Why I am so frustrated with the stigma surrounding anxiety medications.

I am so tired of people telling me that I am reliant on pills; that being on medication for my anxiety means that I am just masking the problem. I am tired of being called crazy because I use medicine to help me manage my day to day life. I am tired of being the person who has to justify myself to people who tell me “you don’t need medicine, there isn’t even anything wrong with you” and “it’s all in your head”. Because that’s the problem isn’t it?

People continuously tell me that anxiety is something that is made up in my head. It isn’t real. If I just tell myself that, then I’ll see that everything is totally fine and come to my senses and say “You know what? You were right all along. I can’t believe I just tortured myself for so many years when the answer was right there. All I had to do was think and boom. Wow. Thank you so much for all of your help!” Except oh, that’s right, anxiety is a real medical condition. Bold print. Italics. Underlined. In blaring lights over every highway in every state in every country in the world. Whatever I have to do to make you understand that. It’s real. It’s out of my control. It is a medical condition.

You see, what I just can’t wrap my head around is the fact that there is an actual stigma surrounding the need for medication that is manufactured to treat a legitimate and extremely common medical condition. I have even had my doctor, that’s right my doctor question the relevance of my need for medication. So I am going to throw some medical facts at you real quick.

Anti-anxiety and anti-depressant medications are often the same type of drug. These are called SSRI’s (serotonin re-uptake inhibitors). This means that someone suffering from anxiety or depression has serotonin (mood enhancing hormone) that is being released and then being reabsorbed by the brain cells, keeping it from circulating. This in turn leads to a much more depressive state since the serotonin never made it to its destination. The SSRI keeps that from happening and allows the serotonin to circulate as it is meant to and helps to stop the depressive or anxious state. In layman’s terms – this is a medicine that helps a body part to function the way it should rather than malfunctioning and causing pain in the person.

Makes sense right? Something in your body hurts, is broken, or doesn’t work right? Go to the doctor, get the right medication, take said medication, feel better. Bada bing, bada boom. There you have it, folks. Modern medicine in its simplest form.

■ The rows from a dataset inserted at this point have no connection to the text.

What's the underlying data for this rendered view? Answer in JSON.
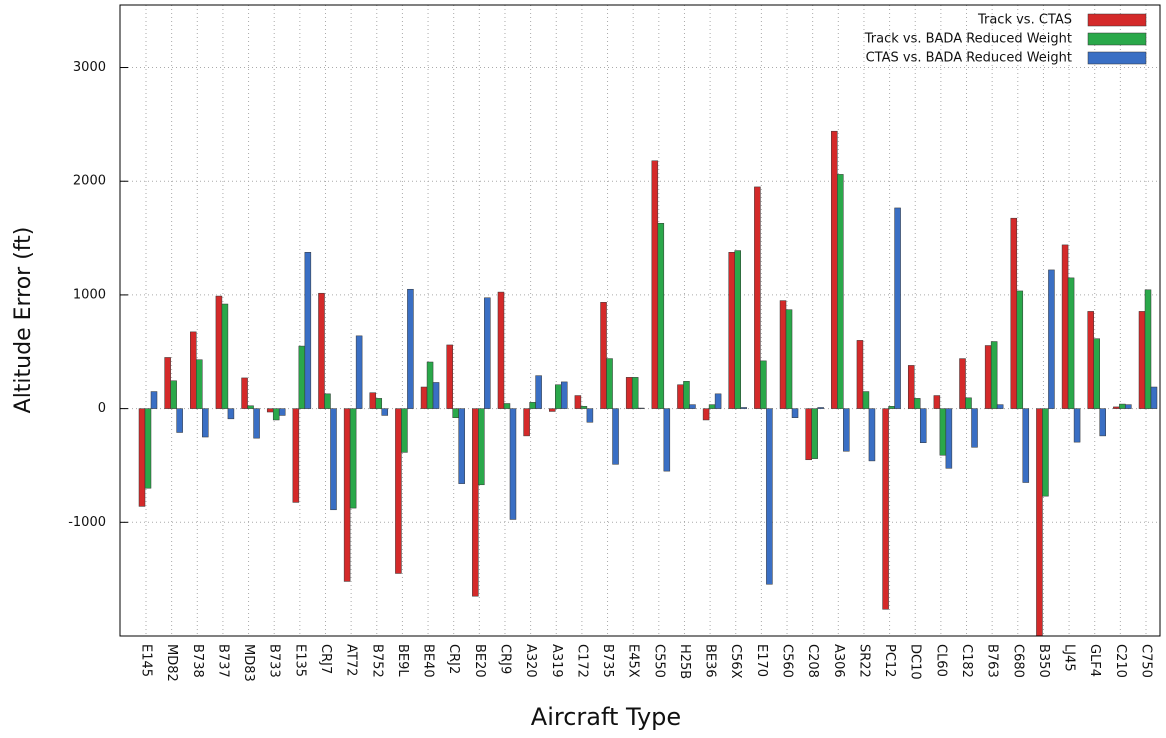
{
  "chart_data": {
    "type": "bar",
    "xlabel": "Aircraft Type",
    "ylabel": "Altitude Error (ft)",
    "categories": [
      "E145",
      "MD82",
      "B738",
      "B737",
      "MD83",
      "B733",
      "E135",
      "CRJ7",
      "AT72",
      "B752",
      "BE9L",
      "BE40",
      "CRJ2",
      "BE20",
      "CRJ9",
      "A320",
      "A319",
      "C172",
      "B735",
      "E45X",
      "C550",
      "H25B",
      "BE36",
      "C56X",
      "E170",
      "C560",
      "C208",
      "A306",
      "SR22",
      "PC12",
      "DC10",
      "CL60",
      "C182",
      "B763",
      "C680",
      "B350",
      "LJ45",
      "GLF4",
      "C210",
      "C750"
    ],
    "series": [
      {
        "name": "Track vs. CTAS",
        "color": "#d42a2a",
        "values": [
          -860,
          450,
          675,
          990,
          270,
          -30,
          -825,
          1015,
          -1520,
          140,
          -1450,
          190,
          560,
          -1650,
          1025,
          -240,
          -25,
          115,
          935,
          275,
          2180,
          210,
          -100,
          1375,
          1950,
          950,
          -450,
          2440,
          600,
          -1765,
          380,
          115,
          440,
          555,
          1675,
          -2050,
          1440,
          855,
          15,
          855
        ]
      },
      {
        "name": "Track vs. BADA Reduced Weight",
        "color": "#2aa84a",
        "values": [
          -700,
          245,
          430,
          920,
          25,
          -100,
          550,
          130,
          -875,
          90,
          -385,
          410,
          -80,
          -670,
          45,
          55,
          210,
          20,
          440,
          275,
          1630,
          240,
          35,
          1390,
          420,
          870,
          -440,
          2060,
          150,
          20,
          90,
          -410,
          95,
          590,
          1035,
          -770,
          1150,
          615,
          40,
          1045
        ]
      },
      {
        "name": "CTAS vs. BADA Reduced Weight",
        "color": "#3a6fc4",
        "values": [
          150,
          -210,
          -250,
          -90,
          -260,
          -60,
          1375,
          -890,
          640,
          -60,
          1050,
          230,
          -660,
          975,
          -975,
          290,
          235,
          -120,
          -490,
          5,
          -550,
          35,
          130,
          10,
          -1545,
          -80,
          10,
          -375,
          -460,
          1765,
          -300,
          -525,
          -340,
          35,
          -650,
          1220,
          -295,
          -240,
          35,
          190
        ]
      }
    ],
    "ylim": [
      -2000,
      3550
    ],
    "yticks": [
      -1000,
      0,
      1000,
      2000,
      3000
    ],
    "grid": true,
    "legend": "top-right"
  }
}
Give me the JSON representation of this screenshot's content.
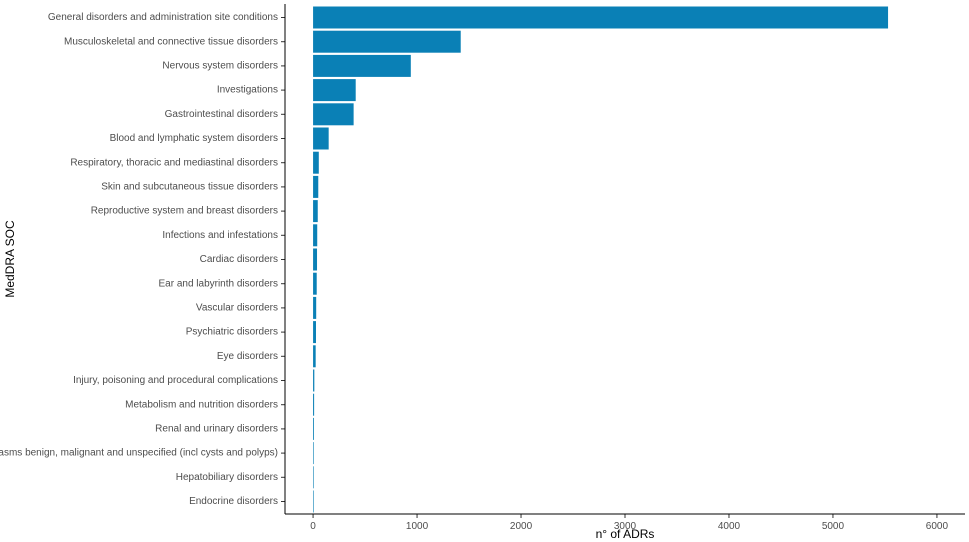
{
  "chart_data": {
    "type": "bar",
    "orientation": "horizontal",
    "xlabel": "n° of ADRs",
    "ylabel": "MedDRA SOC",
    "xlim": [
      -270,
      6270
    ],
    "xticks": [
      0,
      1000,
      2000,
      3000,
      4000,
      5000,
      6000
    ],
    "grid": false,
    "bar_color": "#0a80b6",
    "categories": [
      "General disorders and administration site conditions",
      "Musculoskeletal and connective tissue disorders",
      "Nervous system disorders",
      "Investigations",
      "Gastrointestinal disorders",
      "Blood and lymphatic system disorders",
      "Respiratory, thoracic and mediastinal disorders",
      "Skin and subcutaneous tissue disorders",
      "Reproductive system and breast disorders",
      "Infections and infestations",
      "Cardiac disorders",
      "Ear and labyrinth disorders",
      "Vascular disorders",
      "Psychiatric disorders",
      "Eye disorders",
      "Injury, poisoning and procedural complications",
      "Metabolism and nutrition disorders",
      "Renal and urinary disorders",
      "Neoplasms benign, malignant and unspecified (incl cysts and polyps)",
      "Hepatobiliary disorders",
      "Endocrine disorders"
    ],
    "values": [
      5530,
      1420,
      940,
      410,
      390,
      150,
      55,
      50,
      45,
      40,
      38,
      35,
      30,
      28,
      25,
      12,
      10,
      8,
      6,
      5,
      3
    ]
  }
}
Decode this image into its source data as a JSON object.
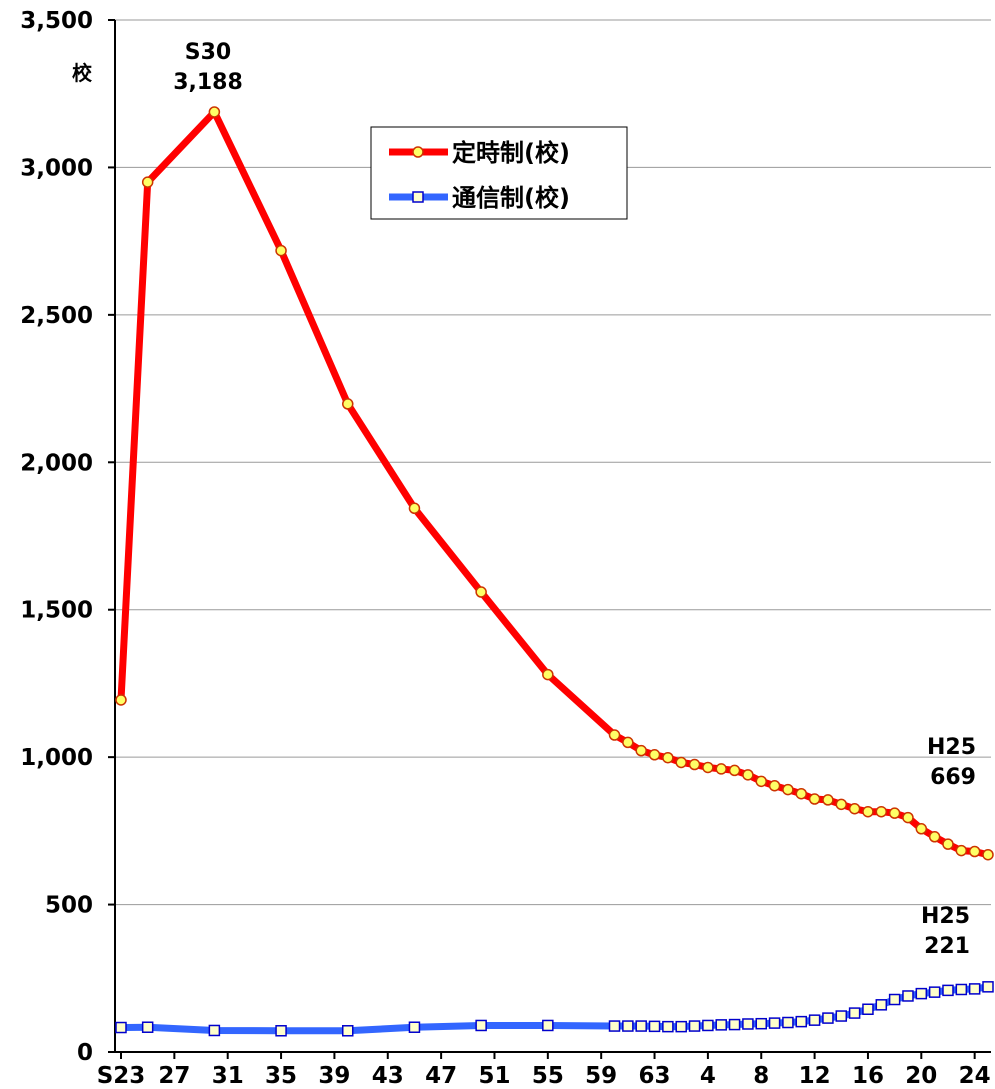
{
  "chart_data": {
    "type": "line",
    "y_unit": "校",
    "ylim": [
      0,
      3500
    ],
    "y_ticks": [
      "0",
      "500",
      "1,000",
      "1,500",
      "2,000",
      "2,500",
      "3,000",
      "3,500"
    ],
    "x_range": [
      1948,
      2013
    ],
    "x_ticks": [
      {
        "year": 1948,
        "label": "S23"
      },
      {
        "year": 1952,
        "label": "27"
      },
      {
        "year": 1956,
        "label": "31"
      },
      {
        "year": 1960,
        "label": "35"
      },
      {
        "year": 1964,
        "label": "39"
      },
      {
        "year": 1968,
        "label": "43"
      },
      {
        "year": 1972,
        "label": "47"
      },
      {
        "year": 1976,
        "label": "51"
      },
      {
        "year": 1980,
        "label": "55"
      },
      {
        "year": 1984,
        "label": "59"
      },
      {
        "year": 1988,
        "label": "63"
      },
      {
        "year": 1992,
        "label": "4"
      },
      {
        "year": 1996,
        "label": "8"
      },
      {
        "year": 2000,
        "label": "12"
      },
      {
        "year": 2004,
        "label": "16"
      },
      {
        "year": 2008,
        "label": "20"
      },
      {
        "year": 2012,
        "label": "24"
      }
    ],
    "grid": true,
    "legend_position": "top-center",
    "series": [
      {
        "name": "定時制(校)",
        "color": "#ff0000",
        "marker": "circle",
        "x": [
          1948,
          1950,
          1955,
          1960,
          1965,
          1970,
          1975,
          1980,
          1985,
          1986,
          1987,
          1988,
          1989,
          1990,
          1991,
          1992,
          1993,
          1994,
          1995,
          1996,
          1997,
          1998,
          1999,
          2000,
          2001,
          2002,
          2003,
          2004,
          2005,
          2006,
          2007,
          2008,
          2009,
          2010,
          2011,
          2012,
          2013
        ],
        "values": [
          1194,
          2950,
          3188,
          2718,
          2198,
          1844,
          1560,
          1280,
          1075,
          1050,
          1022,
          1008,
          998,
          982,
          975,
          965,
          960,
          955,
          940,
          918,
          903,
          890,
          876,
          858,
          855,
          840,
          825,
          815,
          815,
          810,
          795,
          757,
          730,
          705,
          683,
          680,
          669
        ]
      },
      {
        "name": "通信制(校)",
        "color": "#3366ff",
        "marker": "square",
        "x": [
          1948,
          1950,
          1955,
          1960,
          1965,
          1970,
          1975,
          1980,
          1985,
          1986,
          1987,
          1988,
          1989,
          1990,
          1991,
          1992,
          1993,
          1994,
          1995,
          1996,
          1997,
          1998,
          1999,
          2000,
          2001,
          2002,
          2003,
          2004,
          2005,
          2006,
          2007,
          2008,
          2009,
          2010,
          2011,
          2012,
          2013
        ],
        "values": [
          83,
          84,
          73,
          72,
          72,
          84,
          90,
          90,
          88,
          88,
          88,
          87,
          86,
          86,
          88,
          90,
          92,
          93,
          95,
          96,
          98,
          100,
          103,
          108,
          115,
          122,
          132,
          145,
          160,
          178,
          190,
          198,
          203,
          209,
          212,
          214,
          221
        ]
      }
    ],
    "annotations": [
      {
        "lines": [
          "S30",
          "3,188"
        ],
        "x": 1955,
        "y": 3188
      },
      {
        "lines": [
          "H25",
          "669"
        ],
        "x": 2013,
        "y": 669
      },
      {
        "lines": [
          "H25",
          "221"
        ],
        "x": 2013,
        "y": 221
      }
    ]
  }
}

But here’s the kicker. People will read this and think, “whatever, she’s still crazy” “whatever, I’m not going to listen to someone who has to take pills every day for her brain” “whatever, she just relies on her medicine and doesn’t even try to be happy on her own”. Every single day I encounter people who have those exact reactions when they find out that I am on medication for my anxiety.

News flash! I am on this medication because I need it, because it helps me control my anxiety, and because it makes it easier for me to work my way through each day and continually make it so that I can in fact, be happy on my own.

And the thing is, just like many other medications, most people do not stay on this medicine their whole lives. It is a way to manage the paralyzing pain that comes with anxiety and/or depression while we find other things that help us cope and eventually heal. For me, being on this medicine has helped me to come to terms with my anxiety, seek out a counselor, and begin a much healthier and happier lifestyle.

Recovery is always a process requiring multiple factors. Just as you would go through the medical steps of treating a broken leg, I go through the steps of treating my anxiety. You wouldn’t say a cast is just a quick fix for a broken leg now, would you? You wouldn’t tell that person they are taking the easy way out and if they just tell themselves that their leg is healed, they’ll see all along that they just made up the fracture and imagined all of that pain would you? No. You absolutely would not.

So quit acting like an injury in my brain is any different. Stop perpetuating the idea that mental illness “isn’t a real thing”. Stop making me feel inferior to you because I am doing something to help heal my body. Stop calling me crazy, psycho, reliant, addicted, unstable, a flight risk, nuts, a screw loose. Stop. And if you hear someone else doing it, stop them too. Educate yourself. Understand that a medical problem is a medical problem and pain is pain no matter what part of your body it is.

Just stop. Stop yourself and put the stigma to an end. I for one, have had enough. Have you?


Why I am so frustrated with the stigma surrounding anxiety medications.